Summary: | 碩士 === 中山醫學大學 === 醫學研究所 === 95 === Introduction: Taiwan began to implement Family Physicians Program(FPP) since 2004.The main goals are to empower family physicians system and to encourage community healthcare and health behaviors.
Purpose: to investigate the physicians perceived achievement and the relationships between physicians characteristics, perceived achievement, policies factors and satisfaction of the FPP.
Materials and methods: This study adopt a conducted a cross-sectional mailing survey. The questionnaires included: physician''s characteristics, perceived achievements of the family physician functions (comprehensive care, patients'' relationship, continuity care, community care, preventive care), policies factor (goals of the Policies, policies incentives, attitudes and willingness.). We selected one physician from every Family Physician Practice Groups (294, FPPGs).There were 262 valid questionnaires returned from 262 different FPPGs.

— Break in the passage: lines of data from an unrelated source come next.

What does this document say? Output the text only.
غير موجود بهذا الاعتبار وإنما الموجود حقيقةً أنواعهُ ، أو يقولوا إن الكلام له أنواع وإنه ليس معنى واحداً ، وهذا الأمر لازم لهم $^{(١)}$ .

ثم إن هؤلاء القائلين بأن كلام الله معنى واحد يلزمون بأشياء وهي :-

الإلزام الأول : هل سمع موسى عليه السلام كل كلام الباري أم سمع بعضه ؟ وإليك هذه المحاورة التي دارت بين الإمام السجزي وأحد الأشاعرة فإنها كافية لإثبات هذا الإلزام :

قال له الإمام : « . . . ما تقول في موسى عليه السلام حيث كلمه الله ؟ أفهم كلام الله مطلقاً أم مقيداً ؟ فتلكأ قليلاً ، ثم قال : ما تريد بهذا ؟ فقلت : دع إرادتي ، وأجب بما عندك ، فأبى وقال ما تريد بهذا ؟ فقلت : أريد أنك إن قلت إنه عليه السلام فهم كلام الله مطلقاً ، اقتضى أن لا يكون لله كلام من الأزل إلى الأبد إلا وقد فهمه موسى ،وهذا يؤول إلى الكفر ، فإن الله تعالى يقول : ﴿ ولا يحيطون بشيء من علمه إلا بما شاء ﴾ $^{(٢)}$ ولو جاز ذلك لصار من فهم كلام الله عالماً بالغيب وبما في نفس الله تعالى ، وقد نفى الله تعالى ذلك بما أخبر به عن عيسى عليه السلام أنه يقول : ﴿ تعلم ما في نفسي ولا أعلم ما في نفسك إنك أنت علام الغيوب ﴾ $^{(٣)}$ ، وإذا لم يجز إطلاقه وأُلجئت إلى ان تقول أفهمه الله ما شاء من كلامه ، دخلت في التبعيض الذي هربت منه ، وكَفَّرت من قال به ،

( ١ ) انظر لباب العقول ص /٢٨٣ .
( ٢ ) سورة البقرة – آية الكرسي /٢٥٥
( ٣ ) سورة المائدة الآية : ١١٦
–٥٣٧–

Result: Physicians identify themselves with the FFP, Means of physicians perceived achievements, Policies factor: 3.6, Mean of satisfaction: 73.6. Family medicine specialists’ perceived achievements significantly higher than those of other physicians. Physicians who have longer professional practices experience reflex significant Continuity care, Community care, and Preventive care improvement. Physicians who in charge of executive center are significantly improve their comprehensive, continuity and community care. Multiple regressions found: significant predictable variables of physician satisfaction were preventive care, policy factors.
Conclusions: 1. physician characteristics (family medicine specialist, executive center, professional experiences) are significantly related to perceived achievements. 2. Physician characteristics (family medicine specialist, executive center, clinic pattern) are significantly related to perceived policies factor. 3. Perceived achievements, Policies factors are predictable variable of satisfaction. 4. Physician characteristics are no likely a significant predictable variable of physician satisfaction.
Suggestions: 1. Empower community primary healthcare fallowing strategic steps. 2. Include community-base healthcare education curriculum in the regular resident training program. 3. Encourage participation of primary health professions by developing a graduate level family medicine education program. 4. Increase FPPs incentives.